You can read more about hydration here.
Staying hydrated amid a busy work schedule can be a challenge. We have six tips that will help you add more water to your workday.
Keep a reusable water bottle on your desk
Having a water bottle within arm’s reach will make it easier to drink frequently. Make sure you refill the bottle when needed.
If you don’t already have a reusable drink bottle, it’s a worthwhile investment. We recommend one that is BPA-free. BPA, Bisphenol A, is an industrial chemical that is used to strengthen containers. Research suggests that BPA can leak into the water from the container and may affect reproduction, immunity, increased blood pressure, type 2 diabetes and cardiovascular disease.
The best drink bottles are made from glass, stainless steel or porcelain.
Personally, I would steer clear of drink bottles with straws or bite valves as they are notorious breeding grounds for bacteria and mould.
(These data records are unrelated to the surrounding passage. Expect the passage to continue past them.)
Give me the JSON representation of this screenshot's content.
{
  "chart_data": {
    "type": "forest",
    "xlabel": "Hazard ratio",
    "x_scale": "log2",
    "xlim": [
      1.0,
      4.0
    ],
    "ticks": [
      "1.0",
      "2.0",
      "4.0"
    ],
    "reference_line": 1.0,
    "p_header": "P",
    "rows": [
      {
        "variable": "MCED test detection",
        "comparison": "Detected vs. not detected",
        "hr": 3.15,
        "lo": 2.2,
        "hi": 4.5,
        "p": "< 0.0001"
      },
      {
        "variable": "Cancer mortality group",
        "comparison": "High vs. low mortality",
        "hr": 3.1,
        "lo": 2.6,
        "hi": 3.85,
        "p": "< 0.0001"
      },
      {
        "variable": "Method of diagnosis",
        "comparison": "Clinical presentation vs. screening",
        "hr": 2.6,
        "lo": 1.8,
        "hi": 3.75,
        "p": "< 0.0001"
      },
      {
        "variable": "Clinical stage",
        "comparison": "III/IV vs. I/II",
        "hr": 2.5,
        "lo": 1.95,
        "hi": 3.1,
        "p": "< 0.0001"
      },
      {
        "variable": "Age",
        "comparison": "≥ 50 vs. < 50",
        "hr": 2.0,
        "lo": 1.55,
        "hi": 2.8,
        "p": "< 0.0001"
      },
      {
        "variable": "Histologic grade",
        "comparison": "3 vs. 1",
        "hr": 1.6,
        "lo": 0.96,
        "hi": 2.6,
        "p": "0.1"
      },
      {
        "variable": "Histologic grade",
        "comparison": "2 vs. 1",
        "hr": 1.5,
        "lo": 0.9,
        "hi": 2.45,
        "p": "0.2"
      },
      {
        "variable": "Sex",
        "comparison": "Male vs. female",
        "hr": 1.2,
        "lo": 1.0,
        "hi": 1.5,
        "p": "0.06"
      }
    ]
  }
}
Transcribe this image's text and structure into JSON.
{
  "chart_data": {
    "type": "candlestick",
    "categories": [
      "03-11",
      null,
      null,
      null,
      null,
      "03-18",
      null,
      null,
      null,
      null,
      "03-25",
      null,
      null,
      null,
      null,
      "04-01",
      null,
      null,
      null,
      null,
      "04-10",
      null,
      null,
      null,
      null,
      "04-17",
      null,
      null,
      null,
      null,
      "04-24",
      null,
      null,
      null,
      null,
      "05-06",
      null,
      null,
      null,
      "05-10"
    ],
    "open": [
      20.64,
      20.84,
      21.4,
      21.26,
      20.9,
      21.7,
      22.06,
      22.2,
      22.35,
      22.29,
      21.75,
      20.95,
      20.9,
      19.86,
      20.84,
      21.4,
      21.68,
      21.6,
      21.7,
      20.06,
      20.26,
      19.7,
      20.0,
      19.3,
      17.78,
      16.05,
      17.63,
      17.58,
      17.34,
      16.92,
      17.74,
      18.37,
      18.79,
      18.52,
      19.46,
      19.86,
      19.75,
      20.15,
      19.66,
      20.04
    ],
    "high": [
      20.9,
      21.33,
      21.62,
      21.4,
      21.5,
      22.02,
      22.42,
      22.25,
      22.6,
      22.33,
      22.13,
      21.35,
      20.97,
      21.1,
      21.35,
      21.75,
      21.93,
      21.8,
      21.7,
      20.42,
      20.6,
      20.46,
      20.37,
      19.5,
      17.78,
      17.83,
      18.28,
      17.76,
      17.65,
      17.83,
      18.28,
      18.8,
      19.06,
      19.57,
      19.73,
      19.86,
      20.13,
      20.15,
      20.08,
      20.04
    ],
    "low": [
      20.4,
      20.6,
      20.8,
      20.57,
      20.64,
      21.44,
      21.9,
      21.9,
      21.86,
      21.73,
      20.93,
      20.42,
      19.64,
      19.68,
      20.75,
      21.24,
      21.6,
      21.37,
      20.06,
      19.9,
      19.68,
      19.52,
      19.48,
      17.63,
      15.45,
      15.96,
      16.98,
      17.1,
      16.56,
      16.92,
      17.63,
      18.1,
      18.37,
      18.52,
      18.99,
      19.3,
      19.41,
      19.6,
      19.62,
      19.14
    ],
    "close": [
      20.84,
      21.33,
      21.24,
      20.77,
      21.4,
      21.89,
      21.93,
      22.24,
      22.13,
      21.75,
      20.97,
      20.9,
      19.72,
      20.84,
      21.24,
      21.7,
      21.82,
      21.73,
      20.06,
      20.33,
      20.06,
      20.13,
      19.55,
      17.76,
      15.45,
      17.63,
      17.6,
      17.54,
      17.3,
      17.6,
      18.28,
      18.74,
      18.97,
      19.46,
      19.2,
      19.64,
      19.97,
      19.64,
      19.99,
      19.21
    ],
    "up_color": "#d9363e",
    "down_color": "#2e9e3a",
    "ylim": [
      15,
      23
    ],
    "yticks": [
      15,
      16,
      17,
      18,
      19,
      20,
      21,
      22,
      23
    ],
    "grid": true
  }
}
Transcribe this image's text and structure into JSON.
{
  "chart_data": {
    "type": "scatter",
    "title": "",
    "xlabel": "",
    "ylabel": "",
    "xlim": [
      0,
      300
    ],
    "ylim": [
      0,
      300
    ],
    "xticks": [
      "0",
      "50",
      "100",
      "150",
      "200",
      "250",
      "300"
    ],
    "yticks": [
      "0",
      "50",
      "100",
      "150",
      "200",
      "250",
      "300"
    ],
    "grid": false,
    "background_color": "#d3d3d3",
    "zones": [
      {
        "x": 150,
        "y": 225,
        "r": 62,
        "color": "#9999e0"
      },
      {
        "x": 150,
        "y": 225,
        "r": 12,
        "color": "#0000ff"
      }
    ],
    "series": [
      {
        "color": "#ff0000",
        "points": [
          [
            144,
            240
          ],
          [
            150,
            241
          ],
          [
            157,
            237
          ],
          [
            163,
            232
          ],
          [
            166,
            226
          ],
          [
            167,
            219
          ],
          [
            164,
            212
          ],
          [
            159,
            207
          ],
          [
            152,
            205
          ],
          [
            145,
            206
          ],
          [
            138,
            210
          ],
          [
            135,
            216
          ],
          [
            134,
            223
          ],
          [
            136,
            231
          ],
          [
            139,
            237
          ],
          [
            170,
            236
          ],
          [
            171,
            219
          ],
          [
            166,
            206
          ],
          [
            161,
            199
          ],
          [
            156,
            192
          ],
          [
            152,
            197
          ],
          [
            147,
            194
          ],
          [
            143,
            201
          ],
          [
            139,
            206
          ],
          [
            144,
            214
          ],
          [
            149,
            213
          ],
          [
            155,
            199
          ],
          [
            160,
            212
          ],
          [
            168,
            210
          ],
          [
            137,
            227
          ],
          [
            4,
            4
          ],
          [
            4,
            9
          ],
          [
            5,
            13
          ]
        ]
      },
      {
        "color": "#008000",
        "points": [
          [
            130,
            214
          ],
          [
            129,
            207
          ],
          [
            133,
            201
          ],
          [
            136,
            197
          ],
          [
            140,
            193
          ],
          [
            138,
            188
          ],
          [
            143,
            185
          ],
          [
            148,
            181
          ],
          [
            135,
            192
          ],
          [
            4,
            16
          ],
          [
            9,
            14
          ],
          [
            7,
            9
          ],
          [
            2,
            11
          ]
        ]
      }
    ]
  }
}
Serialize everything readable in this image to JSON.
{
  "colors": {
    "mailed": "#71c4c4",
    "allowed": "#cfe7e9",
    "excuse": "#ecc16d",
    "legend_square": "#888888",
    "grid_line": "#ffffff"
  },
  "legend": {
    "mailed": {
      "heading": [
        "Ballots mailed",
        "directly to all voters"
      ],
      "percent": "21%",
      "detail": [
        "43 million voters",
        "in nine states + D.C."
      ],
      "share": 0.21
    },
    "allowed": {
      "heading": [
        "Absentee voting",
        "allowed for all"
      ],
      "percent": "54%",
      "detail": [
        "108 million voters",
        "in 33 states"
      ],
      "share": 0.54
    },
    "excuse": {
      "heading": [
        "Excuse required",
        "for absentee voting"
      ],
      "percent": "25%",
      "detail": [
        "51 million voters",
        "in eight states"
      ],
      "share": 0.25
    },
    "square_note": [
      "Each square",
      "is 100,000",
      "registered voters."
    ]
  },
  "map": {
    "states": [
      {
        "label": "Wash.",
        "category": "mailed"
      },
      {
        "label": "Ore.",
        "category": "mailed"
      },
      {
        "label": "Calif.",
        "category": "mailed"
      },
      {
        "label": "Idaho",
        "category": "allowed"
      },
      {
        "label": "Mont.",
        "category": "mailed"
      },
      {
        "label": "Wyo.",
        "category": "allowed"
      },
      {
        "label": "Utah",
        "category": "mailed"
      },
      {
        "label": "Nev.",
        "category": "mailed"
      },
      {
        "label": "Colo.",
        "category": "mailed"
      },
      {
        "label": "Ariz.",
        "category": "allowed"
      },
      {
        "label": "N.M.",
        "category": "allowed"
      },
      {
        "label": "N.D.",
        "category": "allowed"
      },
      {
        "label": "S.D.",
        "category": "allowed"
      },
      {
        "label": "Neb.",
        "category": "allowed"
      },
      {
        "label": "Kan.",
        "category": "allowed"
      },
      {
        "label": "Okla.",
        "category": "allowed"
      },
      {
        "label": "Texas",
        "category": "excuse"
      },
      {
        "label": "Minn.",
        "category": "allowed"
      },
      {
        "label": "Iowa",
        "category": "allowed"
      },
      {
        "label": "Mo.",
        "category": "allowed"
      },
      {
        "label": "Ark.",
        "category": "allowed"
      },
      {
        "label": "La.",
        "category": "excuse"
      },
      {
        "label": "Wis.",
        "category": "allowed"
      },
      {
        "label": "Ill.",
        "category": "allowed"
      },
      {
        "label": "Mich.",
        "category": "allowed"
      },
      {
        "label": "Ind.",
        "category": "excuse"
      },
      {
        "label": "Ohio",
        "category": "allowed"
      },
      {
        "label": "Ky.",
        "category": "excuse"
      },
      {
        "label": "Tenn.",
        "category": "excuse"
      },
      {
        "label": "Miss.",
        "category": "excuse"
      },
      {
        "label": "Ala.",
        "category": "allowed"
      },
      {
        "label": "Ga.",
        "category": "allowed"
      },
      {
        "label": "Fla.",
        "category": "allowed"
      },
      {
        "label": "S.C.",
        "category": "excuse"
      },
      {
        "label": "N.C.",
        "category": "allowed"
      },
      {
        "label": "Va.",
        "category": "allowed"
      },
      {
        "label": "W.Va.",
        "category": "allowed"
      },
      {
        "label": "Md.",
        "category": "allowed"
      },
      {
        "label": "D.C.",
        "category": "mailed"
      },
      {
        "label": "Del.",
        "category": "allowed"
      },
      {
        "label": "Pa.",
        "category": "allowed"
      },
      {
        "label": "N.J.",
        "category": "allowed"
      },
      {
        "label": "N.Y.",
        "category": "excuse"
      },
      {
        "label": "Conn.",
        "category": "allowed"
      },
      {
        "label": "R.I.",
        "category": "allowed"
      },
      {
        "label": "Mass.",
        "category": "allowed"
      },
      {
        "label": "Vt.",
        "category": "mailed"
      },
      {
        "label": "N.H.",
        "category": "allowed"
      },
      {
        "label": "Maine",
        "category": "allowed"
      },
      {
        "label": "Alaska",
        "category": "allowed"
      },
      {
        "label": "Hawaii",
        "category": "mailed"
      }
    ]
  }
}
Glass and stainless steel generally keep your water tasting freshest for longer and are easier to clean. Many drink bottles are now dishwasher safe, making it even easier to keep clean.
You should wash your water bottle daily in warm water and regular dish soap. Depending on the shape of your bottle, you may need to invest in a long-handled bottle brush. Don’t forget to wash the lid too!
After cleaning, let the bottle air dry and store it with the top off.
For a more intense clean, you can half-fill the bottle with plain white vinegar and add a couple of teaspoons of bi-carb before giving it a good scrub. I don’t recommend using bleach, it tends to smell.
Drink water before meals
Drinking water before you eat not only helps you stay hydrated but can also prevent overeating.
Set reminders
What is scheduled, gets done - use your calendar or a specific app to prompt you to drink water. Water Drink Reminder, Plant Nanny and Water Minder are available for free on both iOS and Android to support tracking water consumption.
Try infused water
Adding fruits, vegetables or herbs can add flavour and micronutrients to your water. Try adding a slice of lemon, cucumber, strawberries, mint or orange to your water.
Avoid sugary and energy drinks
Soda, energy and some sports drinks are loaded with sugar that can actually dehydrate you. Stick to water, herbal tea or coconut water for maximal hydration.
Snack on hydrating foods
Watermelon, cucumber, zucchini, celery and strawberries are high in water content and make great snacks between meals that will also assist with hydration.